By Arne Johan Vetlesen June 16th at 6 pm London time/ 7 pm Berlin time
Part of the Psychoanalysis and Politics series Crises and Transmission
One of Donald Winnicott’s seminal contributions to psychoanalysis is his concept “the use of an object”. I want to explore whether this concept can be helpful in understanding relations between humans and animals in present-day society, especially with regard to how these relations are currently changing. Of course, Winnicott had the teddy bear in mind when talking about objects that serve (for the child) as a transitional object, i.e., an artifact, not a living animal. Can animals also be transitional objects? And can they be significant others? How important, let alone relevant, is the conventional triad (humans, animals, artifacts) for the actual experience of using an object, for attaining the ability to do so that Winnicott sees as a critical developmental task?

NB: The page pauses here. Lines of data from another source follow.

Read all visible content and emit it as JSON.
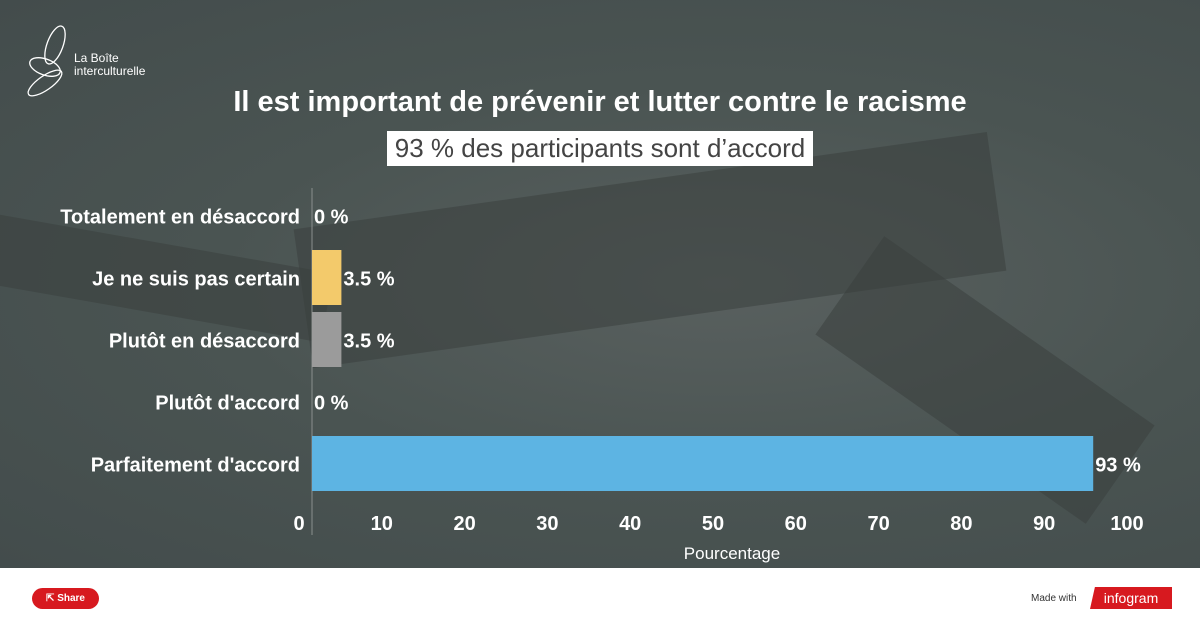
{
  "brand": {
    "logo_text_line1": "La Boîte",
    "logo_text_line2": "interculturelle"
  },
  "footer": {
    "share_label": "Share",
    "made_with": "Made with",
    "infogram": "infogram"
  },
  "colors": {
    "background": "#4a5452",
    "bar_blue": "#5db4e3",
    "bar_yellow": "#f3ca6b",
    "bar_gray": "#9b9b9b",
    "share_red": "#d7191f"
  },
  "chart_data": {
    "type": "bar",
    "orientation": "horizontal",
    "title": "Il est important de prévenir et lutter contre le racisme",
    "subtitle": "93 % des participants sont d’accord",
    "xlabel": "Pourcentage",
    "xlim": [
      0,
      100
    ],
    "xticks": [
      "0",
      "10",
      "20",
      "30",
      "40",
      "50",
      "60",
      "70",
      "80",
      "90",
      "100"
    ],
    "categories": [
      "Totalement en désaccord",
      "Je ne suis pas certain",
      "Plutôt en désaccord",
      "Plutôt d'accord",
      "Parfaitement d'accord"
    ],
    "values": [
      0,
      3.5,
      3.5,
      0,
      93
    ],
    "labels": [
      "0 %",
      "3.5 %",
      "3.5 %",
      "0 %",
      "93 %"
    ],
    "bar_colors": [
      "#5db4e3",
      "#f3ca6b",
      "#9b9b9b",
      "#5db4e3",
      "#5db4e3"
    ],
    "grid": false
  }
}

Arne Johan Vetlesen is professor of philosophy at the University of Oslo
and the author of twenty-five books, including Evil and Human Agency
(Cambridge University Press, 2005), The Denial of Nature
(Routledge, 2015), and Cosmologies of the Anthropocene:
Panpsychism, Animism, and the Limits of
Posthumanism (Routledge, 2019).
This event has passed. Due to technical problems with this particular event, it was not made into a film.